Afinal, o empresário briga contra si mesmo quando precisa ir atrás do lucro, sua atividade-fim, e ao mesmo tempo ser polícia do seu cliente, o que, além de não ser sua vocação, implica necessariamente perder negócios.
Somado a isso ainda há o fato de que, na área penal, em que ao Estado é dado o poder de aplicar as penas mais graves -- inclusive de natureza corporal, como a prisão --, as condutas proibidas precisam estar muito bem definidas.
E a razão para isso está na comprovação histórica de que, quanto mais imprecisa é a lei, maior a margem de arbitrariedade do Estado.

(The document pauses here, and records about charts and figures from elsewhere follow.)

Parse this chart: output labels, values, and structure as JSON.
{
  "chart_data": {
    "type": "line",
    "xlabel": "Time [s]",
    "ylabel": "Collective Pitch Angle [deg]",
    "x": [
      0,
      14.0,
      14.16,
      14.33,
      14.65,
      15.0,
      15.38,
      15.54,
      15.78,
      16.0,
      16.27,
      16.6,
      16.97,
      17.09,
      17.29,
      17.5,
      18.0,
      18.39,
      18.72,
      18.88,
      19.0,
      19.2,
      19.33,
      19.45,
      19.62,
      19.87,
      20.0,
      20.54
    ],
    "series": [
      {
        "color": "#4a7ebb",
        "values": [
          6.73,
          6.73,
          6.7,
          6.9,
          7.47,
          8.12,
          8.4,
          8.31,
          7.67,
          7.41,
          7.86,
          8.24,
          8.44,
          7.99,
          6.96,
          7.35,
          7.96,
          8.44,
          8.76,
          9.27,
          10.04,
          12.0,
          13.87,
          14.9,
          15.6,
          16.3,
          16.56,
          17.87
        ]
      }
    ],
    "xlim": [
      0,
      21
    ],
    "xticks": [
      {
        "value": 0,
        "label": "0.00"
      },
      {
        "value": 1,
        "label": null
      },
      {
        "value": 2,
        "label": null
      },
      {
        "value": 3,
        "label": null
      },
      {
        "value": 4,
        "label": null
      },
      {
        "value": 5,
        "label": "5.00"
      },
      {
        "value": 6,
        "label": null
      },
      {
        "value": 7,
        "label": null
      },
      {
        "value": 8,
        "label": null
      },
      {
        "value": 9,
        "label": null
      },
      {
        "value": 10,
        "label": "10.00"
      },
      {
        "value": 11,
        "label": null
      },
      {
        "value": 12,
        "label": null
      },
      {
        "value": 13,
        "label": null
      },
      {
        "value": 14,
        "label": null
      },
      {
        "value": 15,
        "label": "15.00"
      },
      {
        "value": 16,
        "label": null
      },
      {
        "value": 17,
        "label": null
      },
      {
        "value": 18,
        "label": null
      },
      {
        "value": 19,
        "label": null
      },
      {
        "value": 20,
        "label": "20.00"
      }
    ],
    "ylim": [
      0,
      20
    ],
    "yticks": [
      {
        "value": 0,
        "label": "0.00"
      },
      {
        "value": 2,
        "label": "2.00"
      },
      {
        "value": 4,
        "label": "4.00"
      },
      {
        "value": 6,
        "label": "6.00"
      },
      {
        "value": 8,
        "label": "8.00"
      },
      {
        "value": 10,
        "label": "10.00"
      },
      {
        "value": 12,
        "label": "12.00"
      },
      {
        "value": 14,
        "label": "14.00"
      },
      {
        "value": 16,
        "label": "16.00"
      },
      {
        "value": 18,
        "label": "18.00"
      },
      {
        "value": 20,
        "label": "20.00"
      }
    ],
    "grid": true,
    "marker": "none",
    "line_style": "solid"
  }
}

Como é possível, porém, responsabilizar, criminalmente, alguém por não fazer alguma coisa a que a lei o obriga, se, primeiro, esse alguém não está precisamente identificado na lei e, segundo, se o comportamento dele exigido não decorre de uma regra definida de forma estrita no ordenamento, mas de programas de governança, ou "compliance", que cada qual, a seu modo, deverá estabelecer na sua empresa, com grande dose de fé em que tais programas um dia sejam aprovados pelas autoridades competentes?
Uma loteria ou, quem sabe, mais uma roleta, porque é enorme o risco de apostar no que acha correto e, no entanto, acabar perdendo tudo.
Por falar em perder tudo, esse é o risco real de quem estiver incurso na nova Lei Anticorrupção.
Adotando lógica até mais perversa, embora não haja sanção de natureza criminal, a nova lei prevê penalidades severas para a empresa que não evitar a prática de corrupção no âmbito de suas atividades, podendo até ser extinta, dependendo do caso, com prejuízo para muita gente inocente, conspurcando, é forçoso lembrar, a garantia constitucional de que nenhuma pena passará da pessoa do condenado.
O que o legislador claramente visou com a promulgação dessa nova lei não foi punir o empresário que individualmente pratica a corrupção, mas, sim, a empresa como um todo, caso o funcionário, não importa de que escalão, seja descoberto corrompendo um agente público.
Eis aí o grande erro do legislador.
Se a empresa tem dificuldades para ser a polícia de seus clientes, tal como o Estado a quer no combate à lavagem, pior ainda a tarefa de xerife de seus funcionários.
A responsabilidade pelo cometimento de um crime deve ser sempre individual e cabe ao Estado investigar o fato para poder punir os responsáveis, até o mais alto escalão, se necessário, inclusive com medidas de afastamento dos culpados da direção da empresa e mesmo com sanções à própria empresa, dependendo de como o ato de corrupção estiver atrelado à sua forma de condução dos negócios.
O que o Estado não pode é abreviar essa missão investigativa mediante a responsabilização de todo um regimento por mero decreto, sem critério algum, apenas porque a empresa não foi capaz de estabelecer programas de prevenção das práticas ilícitas.
Ora, as pessoas mal conseguem prevenir acidentes, o que dirá crimes intencionais de terceiros, como a corrupção.
O legislador finge ignorar, ademais, que o grande vilão da corrupção não está dentro da empresa, mas no agente estatal que muitas vezes cria dificuldade para vender facilidade ou, o que é mais comum, vai direto para o achaque puro e despudorado.
Mas desse velho personagem da história nacional a nova lei não cuidou.
Leis como essas, com indisfarçável viés totalitário, além de criarem um forte clima de desconfiança dentro das empresas, permitem uma alta dose de subjetivismo e arbítrio do agente estatal incumbido de aplicá-las, prova maior da incompreensão do legislador acerca do mal que se propôs a debelar.
Dominasse o tema, saberia que o arbítrio estatal é, na verdade, um dos grandes responsáveis pela corrupção que assola o País.